The biggest scenes in the movie involved 2,000 actors and crew, and a large amount of special effects were used, according to earlier media reports. The movie's second episode is set to be released in December. By then, a condensed version covering both episodes will also be released outside of Asia.

Lots of extras, little substance
11 July 2008
Business Times Singapore

John Woo's Red Cliff is overly busy, badly bloated and ultimately flawed, says GEOFFREY EU

WATCHING Red Cliff, action director John Woo's big-budget historical epic about a storied incident that took place during the Warring States period in Han Dynasty China in 208 AD, is a little like ordering a deluxe burger with everything on it, and then being given a plate with all the trimmings but no actual meat inside the bun.

Where's the beef? Or more appropriately, what's the beef with Red Cliff?
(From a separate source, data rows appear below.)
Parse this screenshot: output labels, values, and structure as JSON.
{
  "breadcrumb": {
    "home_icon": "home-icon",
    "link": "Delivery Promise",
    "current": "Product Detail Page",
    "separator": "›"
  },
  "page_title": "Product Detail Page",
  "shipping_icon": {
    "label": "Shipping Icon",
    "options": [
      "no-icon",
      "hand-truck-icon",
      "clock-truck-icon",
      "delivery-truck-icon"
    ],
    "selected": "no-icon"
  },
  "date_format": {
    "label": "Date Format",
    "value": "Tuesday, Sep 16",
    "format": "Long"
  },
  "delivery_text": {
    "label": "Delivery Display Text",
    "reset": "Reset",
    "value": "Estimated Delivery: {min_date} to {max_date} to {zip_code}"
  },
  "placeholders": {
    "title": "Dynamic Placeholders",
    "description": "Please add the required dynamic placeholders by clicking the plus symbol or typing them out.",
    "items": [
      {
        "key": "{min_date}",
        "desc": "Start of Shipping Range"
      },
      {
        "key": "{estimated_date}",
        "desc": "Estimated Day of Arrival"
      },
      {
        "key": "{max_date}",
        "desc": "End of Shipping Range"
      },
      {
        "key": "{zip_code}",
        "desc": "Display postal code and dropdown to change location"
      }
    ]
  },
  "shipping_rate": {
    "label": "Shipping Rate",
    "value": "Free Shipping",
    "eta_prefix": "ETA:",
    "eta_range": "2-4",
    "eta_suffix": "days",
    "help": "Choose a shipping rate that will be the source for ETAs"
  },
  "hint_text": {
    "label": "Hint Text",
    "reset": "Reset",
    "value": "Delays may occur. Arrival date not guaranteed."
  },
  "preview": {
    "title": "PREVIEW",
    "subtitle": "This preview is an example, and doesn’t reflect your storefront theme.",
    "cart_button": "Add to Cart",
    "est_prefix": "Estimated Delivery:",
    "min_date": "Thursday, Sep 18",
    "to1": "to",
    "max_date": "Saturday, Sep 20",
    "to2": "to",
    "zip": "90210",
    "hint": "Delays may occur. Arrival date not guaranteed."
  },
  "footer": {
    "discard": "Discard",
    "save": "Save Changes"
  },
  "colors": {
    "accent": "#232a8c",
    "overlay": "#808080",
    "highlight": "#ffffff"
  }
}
Well, chances are that Asian audiences will go home starved of entertainment value because Woo has served up an overly busy, badly bloated and ultimately flawed action movie that has been split into two parts, with the second part - the one depicting the actual Battle of Red Cliff - only being released in several months' time.

To further the analogy, the unintended effect of Red Cliff is a cinematic dish with lots of extras but not nearly enough real substance. Western audiences will be fed a single pared-down version of the four-hour- long two-parter, with less exposition and more emphasis on the action.

Currently, part one of Red Cliff assumes that audiences are reasonably familiar with their Chinese history. The story is based partly on real events and characters in history but it also draws from a fictionalised account made popular in the 13th century novel Romance of the Three Kingdoms.

There's plenty of epic potential, and Woo includes various scenes of opposing armies marching, fighting and preparing to do battle, including effects-laden scenes of a vast armada of warships. Unfortunately, the fight scenes in Red Cliff all look and feel similar, conveying a sense of being convoluted and uneven - basically, it's boring in parts.

The story involves the leaders of two independent kingdoms who team up to thwart the ambitions of Cao Cao (Zhang Fenyi), the Han prime minister who fancies himself as emperor of a unified China.

Early on, after a defeat of Cao Cao's forces, the leader of the Shu Kingdom, Liu Bei (You Yong), sends his chief military strategist Zhuge Liang (Takeshi Kaneshiro) to broker an alliance with Sun Quan (Chang Chen), ruler of the Wu Kingdom, and his viceroy Zhou Yu (Tony Leung). Sun Quan's tomboyish sister Sun Shangxiang (Zhou Wei) is also an integral member of the coalition. Even if they combine forces, it's their 100,000 troops against the opposition's 800,000-strong army and navy.

Red Cliff also inflicts a heavy dose of melodrama, with a prominent secondary storyline involving Cao Cao's unhealthy obsession with Zhou Yu's porcelain-skinned wife Xiao Qiao (Chiling Lin).

In order to establish that Zhuge Liang and Zhou Yu are sensitive New Age males, we also get to witness a musical bonding scene between them and their duelling yan qin, (the ancient seven-stringed instrument). This, from a director who more or less invented stylised violence in classic Hong Kong movies such as A Better Tomorrow and Hard Boiled and Bullet in the Head.

Despite various distractions, Red Cliff is still an action movie at heart. It's messy, disjointed and some of the fat needs to be excised. Hopefully, the filmmakers will be able to render part two more palatable, but based on the current showing, the prognosis is not good at all.